IoTJ : quel est le rôle du Zero Trust dans la protection des appareils IoT ?

ND : les principes Zero Trust fournissent une approche flexible et évolutive de la sécurité, essentielle face à la multiplication et à la diversité des appareils IoT. Ils sont particulièrement utiles pour les appareils non surveillés, sur lesquels les mesures de sécurité traditionnelles comme l’authentification à deux facteurs sont difficiles à mettre en œuvre. Nous utilisons notamment des clés privées et des PKI pour garantir des connexions sécurisées. Ces méthodes garantissent une authentification et une communication sécurisées entre les appareils, sans intervention humaine. Les certificats stockés dans les appareils IoT doivent être gérés avec soin pour les renouveler ou les révoquer au besoin. C’est essentiel pour garantir la sécurité tout au long de la vie de l’appareil, qui peut facilement atteindre dix ans ou plus.

IoTJ : quelles menaces futures prévoyez-vous dans le domaine de la sécurité ?

ND : les menaces futures s’appuieront sur l’IA et l’informatique quantique. L’IA est utilisée à la fois par de bons et de mauvais acteurs. Elle joue un rôle majeur dans la sécurité en participant à la détection des anomalies et menaces potentielles. Elle s’accompagne cependant de nouveaux défis en matière de sécurité. L’émergence de la cryptographie quantique est également à surveiller, car les acteurs malveillants pourraient stocker des données chiffrées aujourd’hui dans le but de les déchiffrer ultérieurement à l’aide d’ordinateurs quantiques.
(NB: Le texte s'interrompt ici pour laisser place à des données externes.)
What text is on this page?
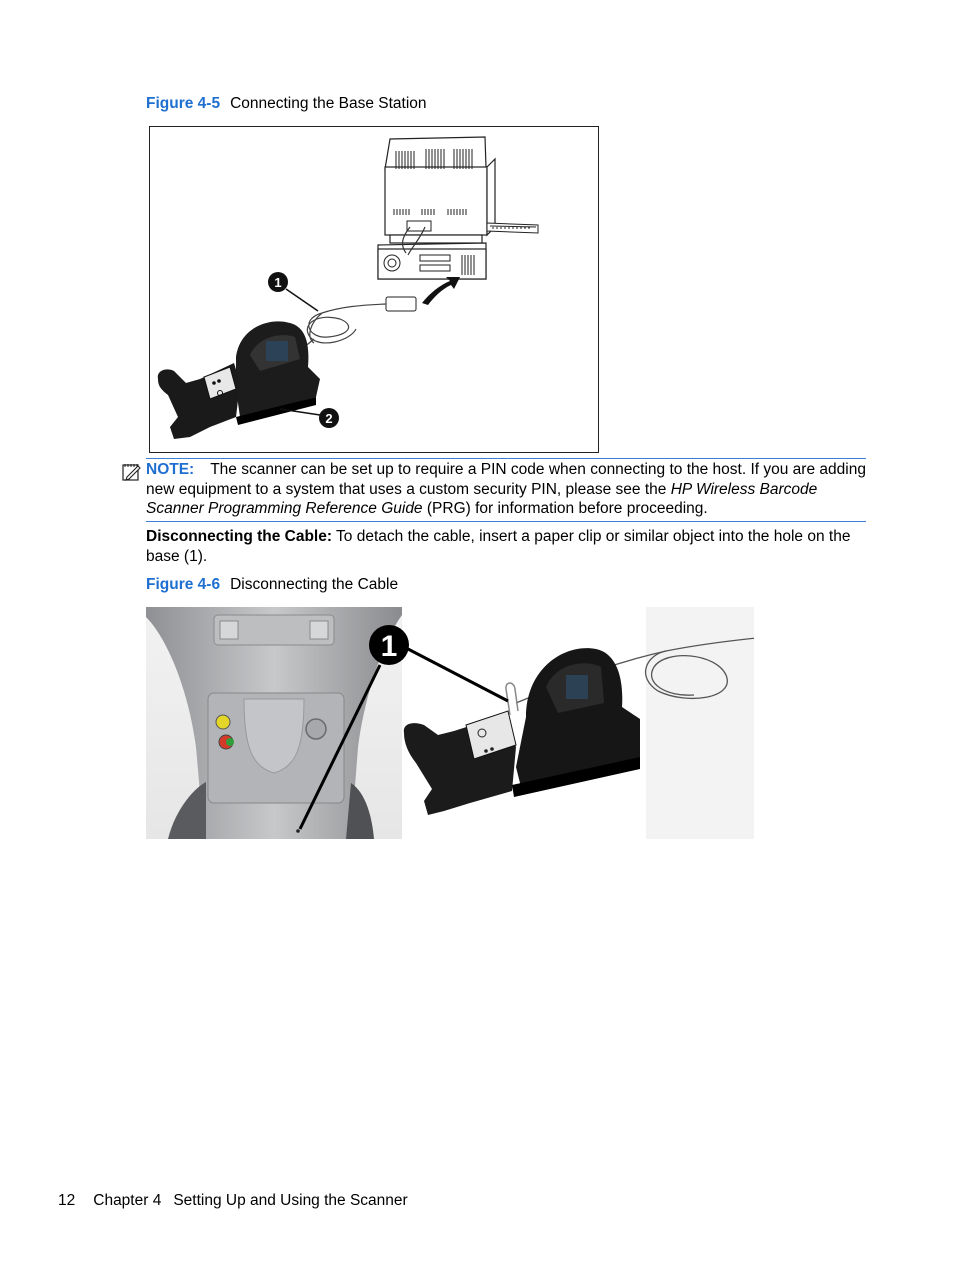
Figure 4-5 Connecting the Base Station
1
2
NOTE: The scanner can be set up to require a PIN code when connecting to the host. If you are adding new equipment to a system that uses a custom security PIN, please see the HP Wireless Barcode Scanner Programming Reference Guide (PRG) for information before proceeding.
Disconnecting the Cable: To detach the cable, insert a paper clip or similar object into the hole on the base (1).
Figure 4-6 Disconnecting the Cable
1
12 Chapter 4 Setting Up and Using the Scanner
Des algorithmes résistants aux attaques quantiques seront nécessaires pour protéger les données contre le déchiffrement par ce type d’ordinateurs.

IoTJ : quelles normes et certifications sont pertinentes dans le domaine de la sécurité IoT ?

ND : plusieurs normes et certifications sont utilisées pour la sécurité IoT, notamment celles du National Institute of Standards and Technology (NIST) et de l’Agence de l’Union européenne pour la cybersécurité (ENISA). Certaines réglementations, telles que le Cybersecurity Act et le Cyber Resilience Act européens, ont un impact croissant sur le marché B2B, sans oublier que les clients ont souvent leurs propres exigences de sécurité.

IoTJ : comment collaborez-vous avec Orange pour garantir la sécurité des appareils IoT sur le réseau ?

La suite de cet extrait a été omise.